- Inscribed photograph of Billy Costello (1942)
- Born: William Arnold Costello February 2, 1898 Rhode Island, U.S.
- Died: October 9, 1971 (aged 73) San Jose, California, U.S.
- Resting place: Mariposa District Cemetery Mariposa, California, U.S.
- Occupation: Actor
- Years active: 1921–1940s
- Known for: Voice of Popeye the Sailor

= Billy Costello (actor) =

American actor (1898–1971)

William Arnold Costello (February 2, 1898 – October 9, 1971), commonly known as "Red Pepper Sam", was an American actor and the original voice of Popeye the Sailor in animated cartoons.

== Life and career ==
Costello was born on February 2, 1898, in Rhode Island to William E. and Susan B. (née Steere) Costello. In addition to voice acting, he worked as a vaudeville performer under the name "Red Pepper Sam". In the early 1930s, he also played drums with the Fred Waring Orchestra. Costello had worked with the Fleischer Studios as the voice of Gus the Gorilla on the Betty Boop radio show, and they felt that the raspy voice he had used for that character would work for a series of cartoons based on Popeye (created by E.C. Segar) they were planning. He was cast to provide the voice for the first Popeye cartoon, 1933's Popeye the Sailor. Costello then appeared in the next 24 Popeye shorts before he was fired by the Fleischers, allegedly over "bad behavior". Although he never received onscreen credit, Costello knew of Popeye's international popularity and reputedly became difficult to work with, demanding more money and days off in the middle of a recording session. He was replaced with Jack Mercer, who was working in the studio. Costello's final appearance as Popeye was in You Gotta Be a Football Hero (1935).
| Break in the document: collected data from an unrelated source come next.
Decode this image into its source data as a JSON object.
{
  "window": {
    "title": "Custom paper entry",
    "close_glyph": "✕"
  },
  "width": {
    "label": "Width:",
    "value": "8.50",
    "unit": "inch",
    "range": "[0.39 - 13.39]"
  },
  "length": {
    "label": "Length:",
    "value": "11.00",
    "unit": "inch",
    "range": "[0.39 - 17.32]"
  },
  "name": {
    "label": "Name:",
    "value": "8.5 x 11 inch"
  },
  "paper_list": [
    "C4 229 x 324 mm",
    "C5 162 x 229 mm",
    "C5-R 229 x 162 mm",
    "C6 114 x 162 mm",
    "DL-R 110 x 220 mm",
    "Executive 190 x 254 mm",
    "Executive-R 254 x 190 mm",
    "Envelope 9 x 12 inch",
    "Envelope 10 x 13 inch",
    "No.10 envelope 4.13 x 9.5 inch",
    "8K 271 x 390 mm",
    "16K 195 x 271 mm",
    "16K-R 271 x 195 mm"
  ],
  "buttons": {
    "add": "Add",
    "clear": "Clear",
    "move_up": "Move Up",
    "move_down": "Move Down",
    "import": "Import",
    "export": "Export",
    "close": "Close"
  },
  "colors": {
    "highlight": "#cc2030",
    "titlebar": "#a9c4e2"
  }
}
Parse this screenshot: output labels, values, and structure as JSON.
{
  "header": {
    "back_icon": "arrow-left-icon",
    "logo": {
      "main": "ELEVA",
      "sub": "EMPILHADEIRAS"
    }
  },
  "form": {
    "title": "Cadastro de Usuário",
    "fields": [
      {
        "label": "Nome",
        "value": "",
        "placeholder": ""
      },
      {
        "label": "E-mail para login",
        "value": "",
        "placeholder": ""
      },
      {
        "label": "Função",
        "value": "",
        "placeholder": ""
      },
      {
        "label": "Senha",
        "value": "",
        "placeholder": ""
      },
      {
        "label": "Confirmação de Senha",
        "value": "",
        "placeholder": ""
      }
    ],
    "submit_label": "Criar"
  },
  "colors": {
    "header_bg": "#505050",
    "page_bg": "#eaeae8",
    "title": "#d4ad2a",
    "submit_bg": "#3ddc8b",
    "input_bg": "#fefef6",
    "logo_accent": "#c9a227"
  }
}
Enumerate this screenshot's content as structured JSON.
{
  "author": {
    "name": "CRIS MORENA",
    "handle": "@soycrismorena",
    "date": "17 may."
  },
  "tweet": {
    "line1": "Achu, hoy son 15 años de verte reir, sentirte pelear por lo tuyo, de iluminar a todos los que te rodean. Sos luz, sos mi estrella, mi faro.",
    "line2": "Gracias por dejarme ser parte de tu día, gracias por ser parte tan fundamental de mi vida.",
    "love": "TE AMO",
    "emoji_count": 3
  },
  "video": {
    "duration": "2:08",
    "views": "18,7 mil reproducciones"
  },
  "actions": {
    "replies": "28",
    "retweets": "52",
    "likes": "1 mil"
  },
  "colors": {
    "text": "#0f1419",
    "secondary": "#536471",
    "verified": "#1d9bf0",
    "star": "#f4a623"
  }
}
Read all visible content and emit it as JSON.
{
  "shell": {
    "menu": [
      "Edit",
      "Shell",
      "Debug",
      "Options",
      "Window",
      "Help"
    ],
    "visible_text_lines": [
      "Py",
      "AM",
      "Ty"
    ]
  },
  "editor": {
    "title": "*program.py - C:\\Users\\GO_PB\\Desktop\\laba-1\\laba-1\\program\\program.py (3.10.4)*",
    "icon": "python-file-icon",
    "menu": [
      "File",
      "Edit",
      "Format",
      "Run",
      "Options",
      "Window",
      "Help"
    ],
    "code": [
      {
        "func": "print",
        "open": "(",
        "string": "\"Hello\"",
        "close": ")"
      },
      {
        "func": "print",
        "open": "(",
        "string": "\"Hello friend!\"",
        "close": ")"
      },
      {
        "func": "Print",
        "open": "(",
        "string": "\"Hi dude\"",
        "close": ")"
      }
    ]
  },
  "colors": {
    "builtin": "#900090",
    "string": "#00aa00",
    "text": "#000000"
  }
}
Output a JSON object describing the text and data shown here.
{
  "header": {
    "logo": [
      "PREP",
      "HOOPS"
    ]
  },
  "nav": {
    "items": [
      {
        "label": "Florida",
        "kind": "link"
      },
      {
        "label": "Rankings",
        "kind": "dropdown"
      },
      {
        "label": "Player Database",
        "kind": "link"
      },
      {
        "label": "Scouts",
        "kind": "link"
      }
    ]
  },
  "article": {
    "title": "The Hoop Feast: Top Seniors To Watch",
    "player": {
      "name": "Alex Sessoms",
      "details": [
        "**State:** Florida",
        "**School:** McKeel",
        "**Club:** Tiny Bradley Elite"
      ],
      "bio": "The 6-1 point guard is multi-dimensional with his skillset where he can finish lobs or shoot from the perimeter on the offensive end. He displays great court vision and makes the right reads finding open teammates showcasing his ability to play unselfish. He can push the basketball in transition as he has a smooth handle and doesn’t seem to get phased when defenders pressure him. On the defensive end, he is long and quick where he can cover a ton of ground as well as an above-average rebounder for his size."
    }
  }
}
However, Costello was not prepared to give up the fame associated with voicing Popeye and, billed as "The Original Voice of Popeye", he voiced the character on a European stage tour and made several recordings for the Columbia, Decca, and Rex labels, including "I'm Popeye the Sailor Man" (1935), "Blow the Man Down" (1935), "Tiger Rag" (1936), and "The Merry Go Round Broke Down" (1937), which, to avoid copyright problems in the US, were only marketed overseas. For nearly a decade, he was based in London.

==Billy "Uke" Carpenter==

Billy "Uke" Carpenter is believed to be a stage name of Costello. Carpenter was a ukulele player of note during the 1920s, known for his performances in the "eefin" style, which was also practiced by Cliff Edwards. "Uke" had been paired musically with Aileen Stanley and with Gene Austin and had several recordings released under such pseudonyms as "Red Pepper Sam" and "Ukulele Sam."

== Later life and death ==
With the start of World War II, Costello returned to the United States, where for a short period he toured the dinner theatre circuit.

From 1959 until his death, he managed a trailer park in San Jose, California, and there he died on October 9, 1971. He was buried in the Mariposa District Cemetery in Mariposa, California.